O Sul de Minas Gerais era a região da província que possuía o maior número de brancos na sua população total8. De fato, quando se exclui a população escravizada e analisa apenas a população livre, os brancos eram maioria em Campanha, São José e Dores, São Vicente, São Sebastião e Varadouro. Portanto, nessa sociedade com características mais rurais, os indivíduos negros estavam mais próximos da escravidão, com menores possibilidades de circulação social, o que pode ter refletido no perfil do alunado. Como contraponto, temos a região central, a qual apresentava um padrão mais elevado de urbanização, o que possibilitava uma presença maior dos negros em meio à população livre e uma circulação social maior desses indivíduos, inclusive, frequentando as escolas de instrução elementar9.

Perfil dos domicílios com indivíduos em processo de escolarização

A caracterização do público que se encontrava nas escolas do século XIX é um elemento importante para a compreensão daqueles que acessavam os espaços formais de educação.

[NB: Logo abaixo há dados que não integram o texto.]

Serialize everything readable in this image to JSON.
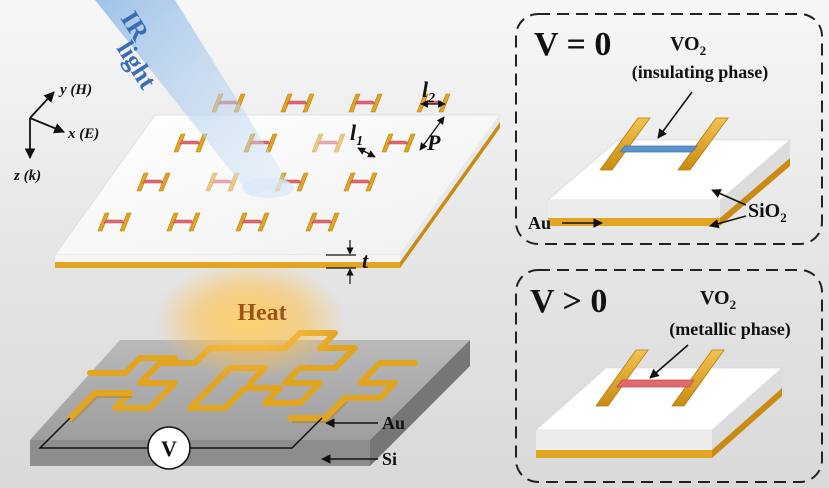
{
  "beam_label": {
    "line1": "IR",
    "line2": "light"
  },
  "axes": {
    "y": "y (H)",
    "x": "x (E)",
    "z": "z (k)"
  },
  "metasurface_dims": {
    "l1": "l",
    "l1_sub": "1",
    "l2": "l",
    "l2_sub": "2",
    "period": "P",
    "thickness": "t"
  },
  "heater": {
    "heat": "Heat",
    "voltage_source": "V",
    "au": "Au",
    "si": "Si"
  },
  "panel_off": {
    "title": "V = 0",
    "vo2_prefix": "VO",
    "vo2_sub": "2",
    "phase": "(insulating phase)",
    "au": "Au",
    "sio2_prefix": "SiO",
    "sio2_sub": "2"
  },
  "panel_on": {
    "title": "V > 0",
    "vo2_prefix": "VO",
    "vo2_sub": "2",
    "phase": "(metallic phase)"
  },
  "colors": {
    "gold": "#e2a521",
    "vo2_insulating": "#5b93cf",
    "vo2_metallic": "#e0686e",
    "heat_text": "#a0521a",
    "ir_text": "#3a6db3"
  }
}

Na caracterização desse grupo merece atenção a possibilidade de estabelecer uma aproximação com os núcleos familiares do qual se originavam os alunos da escola de instrução elementar. Para avançar em direção a uma caracterização desses núcleos, elaboramos uma análise do perfil dos domicílios que registravam a presença de alunos nas escolas de instrução elementar. Para a realização dessa tarefa, devemos considerar que as listas nominativas não nos permitem estabelecer uma caracterização plena das famílias registradas nos domicílios. Isso ocorre porque, na maioria das vezes, os diferentes integrantes do domicílio eram listados sem que fosse assinalada uma relação de parentesco entre eles.

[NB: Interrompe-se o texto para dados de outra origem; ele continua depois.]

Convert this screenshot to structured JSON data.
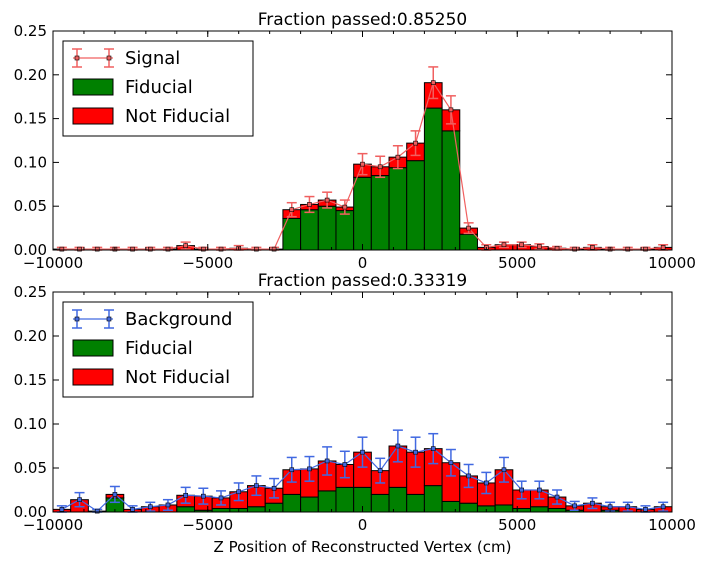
{
  "chart_data": [
    {
      "type": "bar",
      "title": "Fraction passed:0.85250",
      "xlabel": "",
      "ylabel": "",
      "xlim": [
        -10000,
        10000
      ],
      "ylim": [
        0,
        0.25
      ],
      "xticks": [
        "−10000",
        "−5000",
        "0",
        "5000",
        "10000"
      ],
      "yticks": [
        "0.00",
        "0.05",
        "0.10",
        "0.15",
        "0.20",
        "0.25"
      ],
      "bin_width": 571.43,
      "x": [
        -9714,
        -9143,
        -8571,
        -8000,
        -7429,
        -6857,
        -6286,
        -5714,
        -5143,
        -4571,
        -4000,
        -3429,
        -2857,
        -2286,
        -1714,
        -1143,
        -571,
        0,
        571,
        1143,
        1714,
        2286,
        2857,
        3429,
        4000,
        4571,
        5143,
        5714,
        6286,
        6857,
        7429,
        8000,
        8571,
        9143,
        9714
      ],
      "legend_position": "top-left",
      "series": [
        {
          "name": "Signal",
          "style": "errorbar",
          "color": "#f06060",
          "values": [
            0.001,
            0.001,
            0.001,
            0.001,
            0.001,
            0.001,
            0.001,
            0.005,
            0.001,
            0.001,
            0.002,
            0.001,
            0.001,
            0.046,
            0.052,
            0.057,
            0.049,
            0.098,
            0.095,
            0.106,
            0.122,
            0.191,
            0.16,
            0.025,
            0.003,
            0.006,
            0.006,
            0.004,
            0.002,
            0.001,
            0.003,
            0.001,
            0.001,
            0.001,
            0.003
          ],
          "errors": [
            0.002,
            0.002,
            0.002,
            0.002,
            0.002,
            0.002,
            0.002,
            0.004,
            0.002,
            0.002,
            0.003,
            0.002,
            0.002,
            0.008,
            0.009,
            0.009,
            0.008,
            0.012,
            0.012,
            0.013,
            0.014,
            0.018,
            0.016,
            0.006,
            0.003,
            0.003,
            0.003,
            0.003,
            0.002,
            0.002,
            0.003,
            0.002,
            0.002,
            0.002,
            0.003
          ]
        },
        {
          "name": "Fiducial",
          "style": "bar",
          "color": "#008000",
          "values": [
            0,
            0,
            0,
            0,
            0,
            0,
            0,
            0,
            0,
            0,
            0,
            0,
            0,
            0.036,
            0.046,
            0.05,
            0.045,
            0.083,
            0.085,
            0.094,
            0.102,
            0.162,
            0.136,
            0.018,
            0,
            0,
            0,
            0,
            0,
            0,
            0,
            0,
            0,
            0,
            0
          ]
        },
        {
          "name": "Not Fiducial",
          "style": "bar",
          "color": "#ff0000",
          "values": [
            0.001,
            0.001,
            0.001,
            0.001,
            0.001,
            0.001,
            0.001,
            0.005,
            0.001,
            0.001,
            0.002,
            0.001,
            0.001,
            0.01,
            0.006,
            0.007,
            0.004,
            0.015,
            0.01,
            0.012,
            0.02,
            0.029,
            0.024,
            0.007,
            0.003,
            0.006,
            0.006,
            0.004,
            0.002,
            0.001,
            0.003,
            0.001,
            0.001,
            0.001,
            0.003
          ]
        }
      ]
    },
    {
      "type": "bar",
      "title": "Fraction passed:0.33319",
      "xlabel": "Z Position of Reconstructed Vertex (cm)",
      "ylabel": "",
      "xlim": [
        -10000,
        10000
      ],
      "ylim": [
        0,
        0.25
      ],
      "xticks": [
        "−10000",
        "−5000",
        "0",
        "5000",
        "10000"
      ],
      "yticks": [
        "0.00",
        "0.05",
        "0.10",
        "0.15",
        "0.20",
        "0.25"
      ],
      "bin_width": 571.43,
      "x": [
        -9714,
        -9143,
        -8571,
        -8000,
        -7429,
        -6857,
        -6286,
        -5714,
        -5143,
        -4571,
        -4000,
        -3429,
        -2857,
        -2286,
        -1714,
        -1143,
        -571,
        0,
        571,
        1143,
        1714,
        2286,
        2857,
        3429,
        4000,
        4571,
        5143,
        5714,
        6286,
        6857,
        7429,
        8000,
        8571,
        9143,
        9714
      ],
      "legend_position": "top-left",
      "series": [
        {
          "name": "Background",
          "style": "errorbar",
          "color": "#4169e1",
          "values": [
            0.003,
            0.014,
            0.001,
            0.02,
            0.003,
            0.006,
            0.008,
            0.019,
            0.018,
            0.016,
            0.023,
            0.03,
            0.027,
            0.048,
            0.049,
            0.058,
            0.054,
            0.068,
            0.047,
            0.075,
            0.068,
            0.072,
            0.056,
            0.041,
            0.033,
            0.048,
            0.025,
            0.025,
            0.017,
            0.007,
            0.01,
            0.006,
            0.006,
            0.003,
            0.006
          ],
          "errors": [
            0.004,
            0.008,
            0.002,
            0.009,
            0.004,
            0.005,
            0.006,
            0.009,
            0.009,
            0.008,
            0.01,
            0.011,
            0.011,
            0.014,
            0.014,
            0.016,
            0.015,
            0.017,
            0.014,
            0.018,
            0.017,
            0.017,
            0.015,
            0.013,
            0.012,
            0.014,
            0.01,
            0.01,
            0.008,
            0.005,
            0.006,
            0.005,
            0.005,
            0.004,
            0.005
          ]
        },
        {
          "name": "Fiducial",
          "style": "bar",
          "color": "#008000",
          "values": [
            0,
            0,
            0,
            0.016,
            0,
            0,
            0,
            0.006,
            0.002,
            0.004,
            0.004,
            0.006,
            0.01,
            0.02,
            0.017,
            0.024,
            0.028,
            0.028,
            0.02,
            0.028,
            0.02,
            0.03,
            0.012,
            0.01,
            0.007,
            0.008,
            0.004,
            0.006,
            0.004,
            0.002,
            0,
            0.002,
            0,
            0,
            0
          ]
        },
        {
          "name": "Not Fiducial",
          "style": "bar",
          "color": "#ff0000",
          "values": [
            0.003,
            0.014,
            0.001,
            0.004,
            0.003,
            0.006,
            0.008,
            0.013,
            0.016,
            0.012,
            0.019,
            0.024,
            0.017,
            0.028,
            0.032,
            0.034,
            0.026,
            0.04,
            0.027,
            0.047,
            0.048,
            0.042,
            0.044,
            0.031,
            0.026,
            0.04,
            0.021,
            0.019,
            0.013,
            0.005,
            0.01,
            0.004,
            0.006,
            0.003,
            0.006
          ]
        }
      ]
    }
  ]
}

A única situação em que há o registro formal do parentesco encontra-se nos domicílios em que havia indivíduos que eram reconhecidos em situação de matrimônio. Nesses casos, o domicílio apresentava, primeiramente, o homem; em seguida, a mulher, e, no campo estado civil, ambos eram registrados como casados. Quando o casal possuía filhos, a lista os apresentava na sequência, geralmente a partir de um ordenamento por idade.

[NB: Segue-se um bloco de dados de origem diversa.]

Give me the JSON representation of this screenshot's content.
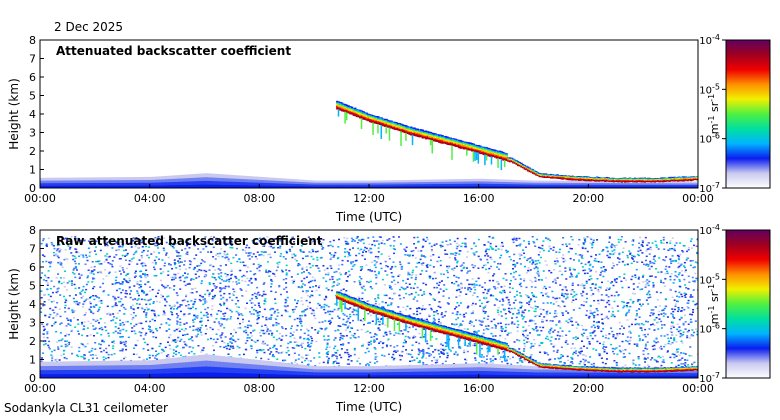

Quando ocorre essa situação, é possível perceber que se tratava de um casal acompanhado por seus filhos, portanto, o que poderíamos chamar de ‘família simples’, ou seja, aquela que tradicionalmente corresponde ao arranjo familiar mais comum dentro do padrão de desenvolvimento da sociedade brasileira. Quando não encontramos um casal no interior do domicílio, é sempre difícil definir se havia um parentesco entre os membros do grupo. A fim de evitar qualquer tipo de classificação arbitrária sobre esses domicílios, não os classificamos a partir de qualquer modelo familiar, mas sim optamos por classificá-los a partir da chefia do domicílio.

O primeiro indivíduo que é listado no domicílio é sempre o(a) chefe, assim, utilizamos a condição de chefia para classificar o grupo, levando em conta o gênero desses indivíduos, ou seja, organizamos os dados através dois arranjos específicos: ‘domicílios chefiados por homens e domicílios chefiados por mulheres’.

Assim sendo, para classificar os domicílios que registravam crianças nas escolas de instrução elementar, utilizamos três categorias específicas: ‘domicílio de grupo familiar simples, domicílio chefiado por homens e domicílio chefiado por mulheres’. A partir dessas três categorias que conjugam situação familiar e a condição de chefia do domicílio, encontramos a seguinte realidade para o Sul de Minas, observada no Gráfico 7 a seguir:

Fonte: Arquivo Público Mineiro [APM] (1839)

Gráfico 7 Domicílios com crianças nas escolas no Sul de Minas Gerais (%) - 1831 

Os dados revelam a prevalência do modelo familiar simples, o qual se destaca em todas as localidades, chegando mesmo à totalidade no distrito de Varadouro, em média o grupo familiar simples atingiu a marca de 83%. A chefia masculina aparece em proporções pouco expressivas, foi identificada em Campanha, São José e Dores e Santa Ana da Goapera.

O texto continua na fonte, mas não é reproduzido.